Amelia lo tomó con cuidado. Abrió el sobre y, con el corazón palpitando de anticipación, fue sacando uno a uno los dibujos.

Había soles sonrientes, casas de colores, árboles con manzanas rojas. En varios de ellos, Liam aparecía rodeado de amigos, siempre con su osito Cosmo en la mano. Uno tenía escrito con letras temblorosas: "Te extrañamos, Liam. Vuelve pronto para jugar con nosotros."

Amelia no pudo evitar llorar. Lágrimas lentas, silenciosas, que caían sobre las hojas de papel como si cada trazo le recordara cuán presente estaba Liam en la vida de otros. Aunque ahora no pudiera contestar.

Decoró la habitación con los dibujos. Pegó algunos en la pared, otros en la ventana. Uno lo colocó justo frente a la cama, donde él pudiera verlo si despertaba. Donde quizás —solo quizás— pudiera sentir que lo estaban esperando.

Martín llegó más tarde con una muda limpia de ropa, fruta fresca y una pequeña radio portátil.

—Pensé que podríamos poner música —sugirió, encendiendo el aparato con suavidad—. Tal vez suene alguna canción que le guste. Tal vez le recuerde algo.

Y durante unos minutos, la habitación se llenó de una melodía tranquila, casi etérea.

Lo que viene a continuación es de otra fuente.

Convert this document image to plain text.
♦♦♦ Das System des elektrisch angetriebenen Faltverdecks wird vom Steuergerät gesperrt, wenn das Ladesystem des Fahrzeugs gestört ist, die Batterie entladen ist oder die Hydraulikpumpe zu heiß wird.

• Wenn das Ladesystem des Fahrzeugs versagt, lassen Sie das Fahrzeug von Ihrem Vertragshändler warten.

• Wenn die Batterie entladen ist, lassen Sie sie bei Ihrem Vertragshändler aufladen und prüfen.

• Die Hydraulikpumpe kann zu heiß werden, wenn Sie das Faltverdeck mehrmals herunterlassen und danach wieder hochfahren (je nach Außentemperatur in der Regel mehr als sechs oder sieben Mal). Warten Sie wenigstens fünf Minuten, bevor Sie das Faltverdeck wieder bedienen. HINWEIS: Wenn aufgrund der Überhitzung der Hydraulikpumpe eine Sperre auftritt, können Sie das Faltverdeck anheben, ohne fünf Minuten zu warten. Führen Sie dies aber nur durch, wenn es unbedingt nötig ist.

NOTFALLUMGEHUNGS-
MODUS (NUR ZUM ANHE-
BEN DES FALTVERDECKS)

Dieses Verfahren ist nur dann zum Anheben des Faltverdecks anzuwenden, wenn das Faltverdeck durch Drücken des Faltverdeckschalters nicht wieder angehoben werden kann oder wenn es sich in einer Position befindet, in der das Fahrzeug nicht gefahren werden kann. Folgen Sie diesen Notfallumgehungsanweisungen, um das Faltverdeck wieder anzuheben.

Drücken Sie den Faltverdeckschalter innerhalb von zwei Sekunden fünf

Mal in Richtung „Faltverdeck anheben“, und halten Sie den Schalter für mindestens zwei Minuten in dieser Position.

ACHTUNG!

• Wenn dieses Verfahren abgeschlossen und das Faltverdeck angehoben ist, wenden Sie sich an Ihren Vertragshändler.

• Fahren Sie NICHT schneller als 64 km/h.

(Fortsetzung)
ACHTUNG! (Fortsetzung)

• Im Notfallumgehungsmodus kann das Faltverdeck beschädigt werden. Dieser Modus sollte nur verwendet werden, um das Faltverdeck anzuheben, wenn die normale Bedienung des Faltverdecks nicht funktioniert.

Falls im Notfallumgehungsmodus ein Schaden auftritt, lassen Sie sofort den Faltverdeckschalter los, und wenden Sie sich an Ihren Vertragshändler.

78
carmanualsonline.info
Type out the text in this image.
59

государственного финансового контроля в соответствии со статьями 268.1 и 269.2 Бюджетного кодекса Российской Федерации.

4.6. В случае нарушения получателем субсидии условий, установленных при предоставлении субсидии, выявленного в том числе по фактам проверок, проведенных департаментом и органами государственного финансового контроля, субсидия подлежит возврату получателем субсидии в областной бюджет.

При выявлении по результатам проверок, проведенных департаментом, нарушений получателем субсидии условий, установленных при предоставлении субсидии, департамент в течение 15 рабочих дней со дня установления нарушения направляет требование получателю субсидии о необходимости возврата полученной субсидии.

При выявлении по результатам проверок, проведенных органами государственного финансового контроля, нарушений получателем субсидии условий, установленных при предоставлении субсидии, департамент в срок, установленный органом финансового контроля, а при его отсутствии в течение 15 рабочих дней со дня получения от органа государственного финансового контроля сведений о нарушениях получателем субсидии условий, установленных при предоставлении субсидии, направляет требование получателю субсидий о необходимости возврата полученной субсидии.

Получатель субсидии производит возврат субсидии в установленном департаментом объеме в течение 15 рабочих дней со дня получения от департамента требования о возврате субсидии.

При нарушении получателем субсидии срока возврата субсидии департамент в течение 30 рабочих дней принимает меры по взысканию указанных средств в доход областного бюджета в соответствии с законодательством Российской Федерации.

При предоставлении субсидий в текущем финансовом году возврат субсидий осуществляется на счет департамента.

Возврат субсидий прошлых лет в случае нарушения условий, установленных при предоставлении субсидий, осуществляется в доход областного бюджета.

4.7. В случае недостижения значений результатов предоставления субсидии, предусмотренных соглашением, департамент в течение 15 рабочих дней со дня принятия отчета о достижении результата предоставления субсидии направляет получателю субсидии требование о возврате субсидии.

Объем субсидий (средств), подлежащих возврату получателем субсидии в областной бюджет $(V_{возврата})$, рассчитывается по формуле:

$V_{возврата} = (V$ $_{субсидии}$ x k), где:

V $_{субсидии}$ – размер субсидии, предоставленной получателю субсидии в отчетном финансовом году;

Amelia tomó la mano de Liam, cerró los ojos y dejó que la música llenara el espacio entre ellos.

A veces, la fe no necesita palabras. A veces, solo se aferra al sonido de una nota suave, a un dibujo infantil, al calor de una manita que no responde pero aún late.

Amelia no sabía si Liam podía oírla, si podía sentirla. Pero ella estaba allí, día y noche, sin pedir nada más que eso: seguir estando.

(...)

Esa noche, el hospital estaba más silencioso que de costumbre.

Amelia se había quedado dormida con la cabeza apoyada sobre la cama de Liam, sus dedos todavía entrelazados con los del niño, como si el contacto físico pudiera sostener el hilo que los unía a este mundo.